Larry Brilliant is an M.D. and M.P.H., board-certified in preventive medicine, epidemiology, and public health. He is president of the Skoll Urgent Threats Fund and senior advisor to Jeff Skoll, the founder of Participant Systems (which made An Inconvenient Truth, Kite Runner, and numerous other films), Capricorn Investments, and the Skoll family of Foundations. The Skoll Urgent Threats Fund does grant making and advocacy to help solve some of the most urgent threats of our time: climate change, nuclear weapons, water scarcity, emerging potential pandemics, and Middle East conflicts.

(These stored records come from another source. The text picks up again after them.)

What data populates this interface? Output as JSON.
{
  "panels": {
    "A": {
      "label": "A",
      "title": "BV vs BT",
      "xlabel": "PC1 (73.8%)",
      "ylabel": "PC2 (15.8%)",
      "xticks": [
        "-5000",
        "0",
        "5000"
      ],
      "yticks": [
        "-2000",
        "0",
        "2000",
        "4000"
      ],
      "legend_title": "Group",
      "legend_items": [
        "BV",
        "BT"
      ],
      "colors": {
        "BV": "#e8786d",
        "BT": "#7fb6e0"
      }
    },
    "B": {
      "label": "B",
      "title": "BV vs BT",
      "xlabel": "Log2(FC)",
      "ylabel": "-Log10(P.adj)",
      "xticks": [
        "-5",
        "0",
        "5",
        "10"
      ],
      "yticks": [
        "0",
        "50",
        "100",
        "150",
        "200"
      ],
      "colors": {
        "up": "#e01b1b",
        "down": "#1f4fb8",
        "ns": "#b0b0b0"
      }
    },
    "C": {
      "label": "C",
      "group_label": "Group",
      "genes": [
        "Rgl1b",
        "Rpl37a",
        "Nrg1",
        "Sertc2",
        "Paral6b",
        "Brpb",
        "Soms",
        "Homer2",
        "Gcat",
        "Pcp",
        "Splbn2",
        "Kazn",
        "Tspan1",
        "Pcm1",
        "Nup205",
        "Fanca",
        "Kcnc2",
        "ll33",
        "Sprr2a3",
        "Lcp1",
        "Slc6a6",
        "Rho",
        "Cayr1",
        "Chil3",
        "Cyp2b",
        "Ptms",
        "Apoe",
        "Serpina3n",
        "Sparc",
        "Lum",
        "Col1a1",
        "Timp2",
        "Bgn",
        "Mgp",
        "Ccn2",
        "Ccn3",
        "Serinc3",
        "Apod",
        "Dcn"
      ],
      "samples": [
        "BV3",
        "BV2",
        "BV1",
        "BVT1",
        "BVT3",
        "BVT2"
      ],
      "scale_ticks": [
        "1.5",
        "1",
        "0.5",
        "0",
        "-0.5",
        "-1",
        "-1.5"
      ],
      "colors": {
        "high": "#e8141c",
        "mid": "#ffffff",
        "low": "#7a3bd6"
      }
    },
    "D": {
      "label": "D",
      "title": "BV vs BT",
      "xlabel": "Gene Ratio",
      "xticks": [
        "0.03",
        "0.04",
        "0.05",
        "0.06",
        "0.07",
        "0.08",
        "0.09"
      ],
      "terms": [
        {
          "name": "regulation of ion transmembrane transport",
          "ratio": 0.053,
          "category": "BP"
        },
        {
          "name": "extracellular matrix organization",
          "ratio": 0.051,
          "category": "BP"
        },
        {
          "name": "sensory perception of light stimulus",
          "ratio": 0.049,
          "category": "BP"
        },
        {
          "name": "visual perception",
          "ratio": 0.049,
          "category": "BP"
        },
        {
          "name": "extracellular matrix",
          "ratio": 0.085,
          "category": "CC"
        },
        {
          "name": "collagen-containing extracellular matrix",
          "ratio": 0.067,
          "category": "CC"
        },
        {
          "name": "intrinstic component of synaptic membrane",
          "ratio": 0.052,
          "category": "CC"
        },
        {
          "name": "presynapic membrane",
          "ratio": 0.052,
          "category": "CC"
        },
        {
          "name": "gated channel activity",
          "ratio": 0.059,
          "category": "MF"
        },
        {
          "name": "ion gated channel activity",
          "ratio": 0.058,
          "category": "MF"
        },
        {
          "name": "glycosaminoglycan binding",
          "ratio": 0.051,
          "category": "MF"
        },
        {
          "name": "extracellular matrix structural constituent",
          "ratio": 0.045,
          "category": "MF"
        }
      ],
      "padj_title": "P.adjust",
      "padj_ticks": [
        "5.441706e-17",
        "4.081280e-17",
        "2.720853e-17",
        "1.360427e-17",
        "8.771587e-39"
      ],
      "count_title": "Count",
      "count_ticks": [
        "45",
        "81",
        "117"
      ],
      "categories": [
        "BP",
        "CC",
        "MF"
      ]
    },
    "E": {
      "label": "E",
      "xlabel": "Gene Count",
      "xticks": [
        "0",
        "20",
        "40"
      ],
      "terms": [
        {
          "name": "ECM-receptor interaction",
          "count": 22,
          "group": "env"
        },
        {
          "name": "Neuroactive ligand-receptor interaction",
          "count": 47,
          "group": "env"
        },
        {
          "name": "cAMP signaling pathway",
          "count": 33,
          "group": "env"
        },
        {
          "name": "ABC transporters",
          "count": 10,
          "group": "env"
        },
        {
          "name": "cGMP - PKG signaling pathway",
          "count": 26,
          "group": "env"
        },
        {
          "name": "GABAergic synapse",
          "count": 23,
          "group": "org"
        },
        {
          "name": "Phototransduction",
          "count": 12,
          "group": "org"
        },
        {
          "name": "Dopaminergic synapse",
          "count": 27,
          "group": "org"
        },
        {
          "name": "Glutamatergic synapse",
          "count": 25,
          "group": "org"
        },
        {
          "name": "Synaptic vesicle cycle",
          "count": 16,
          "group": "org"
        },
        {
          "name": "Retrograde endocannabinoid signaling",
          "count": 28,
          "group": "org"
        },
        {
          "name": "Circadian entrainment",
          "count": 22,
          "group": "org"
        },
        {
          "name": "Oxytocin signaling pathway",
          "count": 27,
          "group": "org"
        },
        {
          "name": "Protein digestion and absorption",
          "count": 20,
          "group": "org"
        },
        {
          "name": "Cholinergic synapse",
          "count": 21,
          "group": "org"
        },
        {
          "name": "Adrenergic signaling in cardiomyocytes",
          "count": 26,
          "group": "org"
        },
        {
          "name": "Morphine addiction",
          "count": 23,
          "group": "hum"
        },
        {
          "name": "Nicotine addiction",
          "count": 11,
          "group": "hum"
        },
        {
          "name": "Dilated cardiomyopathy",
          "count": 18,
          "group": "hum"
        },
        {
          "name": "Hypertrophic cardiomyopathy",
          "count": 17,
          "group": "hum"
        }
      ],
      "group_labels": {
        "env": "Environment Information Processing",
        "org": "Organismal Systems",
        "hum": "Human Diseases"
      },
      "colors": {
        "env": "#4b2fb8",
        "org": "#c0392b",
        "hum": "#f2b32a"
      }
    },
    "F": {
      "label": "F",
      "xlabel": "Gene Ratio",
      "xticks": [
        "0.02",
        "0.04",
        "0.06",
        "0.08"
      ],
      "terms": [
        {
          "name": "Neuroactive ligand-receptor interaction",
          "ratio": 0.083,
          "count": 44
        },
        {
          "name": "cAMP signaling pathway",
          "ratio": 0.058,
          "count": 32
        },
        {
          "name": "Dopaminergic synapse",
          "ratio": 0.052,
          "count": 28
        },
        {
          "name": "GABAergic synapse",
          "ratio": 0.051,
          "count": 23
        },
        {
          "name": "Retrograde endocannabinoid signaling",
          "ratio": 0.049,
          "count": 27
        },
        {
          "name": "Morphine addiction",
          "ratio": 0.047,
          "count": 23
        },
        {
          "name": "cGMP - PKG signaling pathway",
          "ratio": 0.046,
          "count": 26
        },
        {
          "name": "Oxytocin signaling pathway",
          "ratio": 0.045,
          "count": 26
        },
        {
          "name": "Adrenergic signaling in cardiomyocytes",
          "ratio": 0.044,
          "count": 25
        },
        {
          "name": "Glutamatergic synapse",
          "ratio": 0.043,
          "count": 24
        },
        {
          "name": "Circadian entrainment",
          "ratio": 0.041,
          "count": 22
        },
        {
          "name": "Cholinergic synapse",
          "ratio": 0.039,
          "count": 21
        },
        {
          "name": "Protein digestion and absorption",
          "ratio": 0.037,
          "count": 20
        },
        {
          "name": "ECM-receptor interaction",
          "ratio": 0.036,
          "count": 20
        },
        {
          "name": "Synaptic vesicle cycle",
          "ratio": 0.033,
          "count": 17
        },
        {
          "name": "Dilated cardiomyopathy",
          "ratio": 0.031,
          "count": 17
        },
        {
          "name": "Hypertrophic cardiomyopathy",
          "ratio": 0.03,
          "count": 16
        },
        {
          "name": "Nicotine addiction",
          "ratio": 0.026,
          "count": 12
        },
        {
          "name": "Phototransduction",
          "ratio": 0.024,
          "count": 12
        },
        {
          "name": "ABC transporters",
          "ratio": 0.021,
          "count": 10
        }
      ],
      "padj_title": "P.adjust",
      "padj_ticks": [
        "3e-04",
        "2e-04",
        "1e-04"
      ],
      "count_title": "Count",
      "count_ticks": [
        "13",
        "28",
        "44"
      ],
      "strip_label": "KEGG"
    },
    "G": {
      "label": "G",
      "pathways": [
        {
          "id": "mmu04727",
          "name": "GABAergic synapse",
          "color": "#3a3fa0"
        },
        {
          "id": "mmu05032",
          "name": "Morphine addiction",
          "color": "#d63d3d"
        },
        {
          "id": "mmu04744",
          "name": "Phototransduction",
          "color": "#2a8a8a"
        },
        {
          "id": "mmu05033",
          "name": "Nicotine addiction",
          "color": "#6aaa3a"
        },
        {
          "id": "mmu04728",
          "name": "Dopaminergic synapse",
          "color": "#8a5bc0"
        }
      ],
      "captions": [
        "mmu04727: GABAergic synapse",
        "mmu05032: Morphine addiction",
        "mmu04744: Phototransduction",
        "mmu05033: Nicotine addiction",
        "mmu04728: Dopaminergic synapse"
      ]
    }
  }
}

Larry was one of a four-person international team that led the successful World Health Organization smallpox eradication program in India and South Asia, where he lived for more than 10 years working on polio and blindness after smallpox was eradicated. He later founded the Seva Foundation of Berkeley, California, which works in dozens of countries around the world to eliminate preventable and curable blindness. Seva's projects have given back sight to nearly 3 million people.
In 2008, TIME magazine named Larry one of the 20 most influential scientists and thinkers and one of the 100 most influential people in the world. Larry served a three-year stint as the first executive director of Google.org, the company's philanthropic arm, before becoming Chief Philanthropy Evangelist for Google.
Larry co-founded The Well, a pioneering virtual community, with Stewart Brand in 1985. He also holds a telecom systems patent and has served as CEO of public and venture-backed technology companies.
Earlier in his career, Larry was a professor of International Health and Epidemiology at the University of Michigan. He has authored two books, including The Management of Smallpox Eradication in India, and dozens of scientific articles on infectious diseases, blindness, and international health policy. He is currently writing a book for Harper-Collins on the world's most urgent threats and how to fight them.
In 2008, Larry was given a Global Leadership Award by the United Nations Organization. In 2006, he received the TED Prize. He was named "International Public Health Hero" by the University of California in 2004. Larry worked in India for WHO for more than 10 years, on smallpox, blindness, and polio. His polio work for WHO led him to create the idea for a documentary, The Final Inch, which won an Oscar nomination in 2009 and is currently running on HBO TV.
After the September 11 attacks of 2001, and the anthrax bio-terror attacks which followed, Larry left corporate jobs to volunteer as a "first responder" for CDC's smallpox bio-terrorism response effort. After the Christmas 2004 tsunami, Larry volunteered to work in refugee camps and personally collected and carried financial contributions to refugee organizations in Sri Lanka and Indonesia. He currently chairs a task force created by Presidential directive: the National Biosurveillance Advisory Subcommittee.
Larry was elected to membership in the Council on Foreign Relations in 2009. He sits on the boards of the Skoll Foundation, Health Metrics Network, and Omidyar Networks Humanity United. He is an actively sought-after speaker, and has received numerous other awards, prizes, and honorary doctorates.